Gli affreschi più importanti arrivano però dalla Domus del Ninfeo, così chiamata per la presenza di una fontana monumentale mosaicata. Tra le varie testimonianze spiccano qui le decorazioni di quello che era probabilmente di un grande cubicolo, secondo le curatrici di ambito femminile, di 25 metri quadrati. Sito al secondo piano e coperto con una volta a botte ribassata e decorato a stucco, presentava alle pareti fregi e le storie di Arianna. La stanza precipitò al piano sottostante in seguito all'incendio del 69 e venne devastata dal saccheggio, a cui poi si aggiunsero le nuove costruzioni medievali. Resistono però gli affreschi di almeno metà delle pareti. Le decorazioni sono direttamente accostabili a quelle dello studiolo di Augusto, con rimandi così precisi che non possono essere considerati casuali, al punto che si ipotizza tanto l'esecuzione da parte di maestranze romane quanto il legame dei proprietari con la famiglia imperiale. Vere curiosità sono la presenza nel fregio decorativo dell'ananas, frutto conosciuto dai romani (era infatti coltivato sulle isole Canarie) ma estremamente raro e costoso, e il tema tipico del grifo, simbolo di Apollo, declinato però con uno strano becco piatto, in cui gli ornitologi hanno riconosciuto quello della spatola bianca, uccello oggi molto raro ma che un tempo nidificava sul Po.

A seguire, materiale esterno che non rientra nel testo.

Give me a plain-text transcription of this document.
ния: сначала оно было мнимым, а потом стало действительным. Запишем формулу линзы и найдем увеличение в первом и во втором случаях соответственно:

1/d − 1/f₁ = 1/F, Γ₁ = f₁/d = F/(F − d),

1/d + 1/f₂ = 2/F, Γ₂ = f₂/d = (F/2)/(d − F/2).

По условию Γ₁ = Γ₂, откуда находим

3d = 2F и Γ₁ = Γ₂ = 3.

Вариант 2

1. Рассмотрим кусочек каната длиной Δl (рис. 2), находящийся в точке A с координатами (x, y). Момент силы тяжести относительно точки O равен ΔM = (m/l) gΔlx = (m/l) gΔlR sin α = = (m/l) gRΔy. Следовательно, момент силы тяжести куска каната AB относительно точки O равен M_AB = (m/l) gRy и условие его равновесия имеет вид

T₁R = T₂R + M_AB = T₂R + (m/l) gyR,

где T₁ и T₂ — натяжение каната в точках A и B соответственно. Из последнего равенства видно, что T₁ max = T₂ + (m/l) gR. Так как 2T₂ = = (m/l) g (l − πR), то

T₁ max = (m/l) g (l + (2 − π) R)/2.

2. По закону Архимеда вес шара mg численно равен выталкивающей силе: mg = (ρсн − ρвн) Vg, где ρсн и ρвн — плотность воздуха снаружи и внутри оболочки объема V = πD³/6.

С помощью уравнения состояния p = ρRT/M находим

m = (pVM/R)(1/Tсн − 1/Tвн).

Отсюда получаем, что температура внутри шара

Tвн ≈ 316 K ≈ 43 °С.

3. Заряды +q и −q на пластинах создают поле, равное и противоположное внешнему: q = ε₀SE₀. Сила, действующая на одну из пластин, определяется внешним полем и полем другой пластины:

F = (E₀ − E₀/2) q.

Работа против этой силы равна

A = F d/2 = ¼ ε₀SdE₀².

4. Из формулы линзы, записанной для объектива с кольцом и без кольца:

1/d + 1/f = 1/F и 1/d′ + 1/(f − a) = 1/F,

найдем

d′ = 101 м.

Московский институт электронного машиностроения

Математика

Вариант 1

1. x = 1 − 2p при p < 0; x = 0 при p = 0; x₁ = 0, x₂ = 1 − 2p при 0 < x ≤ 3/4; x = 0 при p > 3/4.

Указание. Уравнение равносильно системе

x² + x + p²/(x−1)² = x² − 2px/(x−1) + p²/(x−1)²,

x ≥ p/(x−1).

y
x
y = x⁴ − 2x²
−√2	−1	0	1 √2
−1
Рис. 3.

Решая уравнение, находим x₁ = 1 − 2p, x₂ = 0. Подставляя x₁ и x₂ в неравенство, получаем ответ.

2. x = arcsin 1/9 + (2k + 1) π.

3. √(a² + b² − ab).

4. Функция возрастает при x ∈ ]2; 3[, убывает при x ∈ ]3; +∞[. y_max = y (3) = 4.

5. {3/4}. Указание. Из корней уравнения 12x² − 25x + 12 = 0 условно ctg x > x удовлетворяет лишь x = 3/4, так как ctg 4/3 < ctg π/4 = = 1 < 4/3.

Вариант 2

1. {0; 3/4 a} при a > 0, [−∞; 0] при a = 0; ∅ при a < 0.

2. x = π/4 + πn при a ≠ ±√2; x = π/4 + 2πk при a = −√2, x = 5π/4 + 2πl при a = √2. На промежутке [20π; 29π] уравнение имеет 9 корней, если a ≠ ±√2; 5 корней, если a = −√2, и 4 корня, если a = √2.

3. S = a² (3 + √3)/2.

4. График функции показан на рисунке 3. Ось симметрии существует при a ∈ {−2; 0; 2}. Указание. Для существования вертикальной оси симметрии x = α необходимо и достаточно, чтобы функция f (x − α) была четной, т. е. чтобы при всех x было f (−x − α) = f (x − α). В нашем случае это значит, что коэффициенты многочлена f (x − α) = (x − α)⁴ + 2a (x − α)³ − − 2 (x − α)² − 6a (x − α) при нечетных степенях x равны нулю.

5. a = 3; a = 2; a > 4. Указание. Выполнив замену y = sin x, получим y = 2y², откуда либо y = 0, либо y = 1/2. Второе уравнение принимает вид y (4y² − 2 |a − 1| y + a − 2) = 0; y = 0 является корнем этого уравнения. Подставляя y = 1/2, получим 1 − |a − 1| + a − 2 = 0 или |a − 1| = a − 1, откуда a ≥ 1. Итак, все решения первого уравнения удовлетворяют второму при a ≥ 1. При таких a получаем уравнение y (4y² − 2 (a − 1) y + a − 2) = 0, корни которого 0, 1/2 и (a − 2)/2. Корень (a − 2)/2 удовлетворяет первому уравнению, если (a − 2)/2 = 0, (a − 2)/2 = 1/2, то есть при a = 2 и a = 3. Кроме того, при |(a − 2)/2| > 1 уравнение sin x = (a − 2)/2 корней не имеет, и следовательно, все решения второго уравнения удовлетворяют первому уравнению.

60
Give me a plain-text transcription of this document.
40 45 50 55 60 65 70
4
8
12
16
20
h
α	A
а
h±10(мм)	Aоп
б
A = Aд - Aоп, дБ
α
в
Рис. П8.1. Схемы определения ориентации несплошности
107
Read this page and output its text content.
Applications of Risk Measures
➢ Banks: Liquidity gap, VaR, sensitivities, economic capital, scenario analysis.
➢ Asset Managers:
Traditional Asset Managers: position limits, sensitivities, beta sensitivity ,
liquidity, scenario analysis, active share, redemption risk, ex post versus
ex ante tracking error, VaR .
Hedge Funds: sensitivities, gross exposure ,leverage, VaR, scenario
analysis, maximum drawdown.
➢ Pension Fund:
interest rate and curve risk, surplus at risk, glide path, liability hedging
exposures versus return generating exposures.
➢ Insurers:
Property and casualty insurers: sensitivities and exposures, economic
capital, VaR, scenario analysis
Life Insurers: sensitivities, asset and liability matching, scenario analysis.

I frammenti superstiti rivelano poi la presenza di tre grandi quadri, con figure pressoché a grandezza naturale, di qualità davvero straordinaria a partire dal volto di Arianna abbandonata sulla spiaggia di Nasso. Notevoli anche i frammenti dell'apparizione di Dioniso, che si innamora della principessa cretese e ne fa la sua sposa. Si tratta, spiegano le curatrici, dell'esemplare dell'episodio non solo più grande ma anche più antico tra quelli conosciuti e quindi quello più prossimo temporalmente al modello perduto. L'episodio era molto diffusa nell'antichità e presentava due varianti, con Arianna dormiente mostrata di schiena, come nel caso di Cremona, o frontalmente. La fortuna (testimoniata anche a livello poetico, da Catullo a Ovidio) del soggetto è spunto per un approfondimento ed è documentata da affreschi di area vesuviana, da un coperchio di sarcofago proveniente dalla Villa d’Este di Tivoli e da una testa rinascimentale di Arianna dormiente, da Firenze.
La mostra racconta inoltre il lavoro di studio e ricostruzione, oltre ai restauri realizzati Centro per la Conservazione e Restauro de “La Venaria Reale” e dal Laboratorio Arvedi dell’Università di Pavia. Complementare è la visita al Museo archeologico (accessibile gratuitamente ai possessori del biglietto della mostra) allestito nella chiesa di San Lorenzo, dove si trovano i pavimenti musivi delle domus e una ricostruzione con gli elementi decorativi della fontana della Domus del Ninfeo.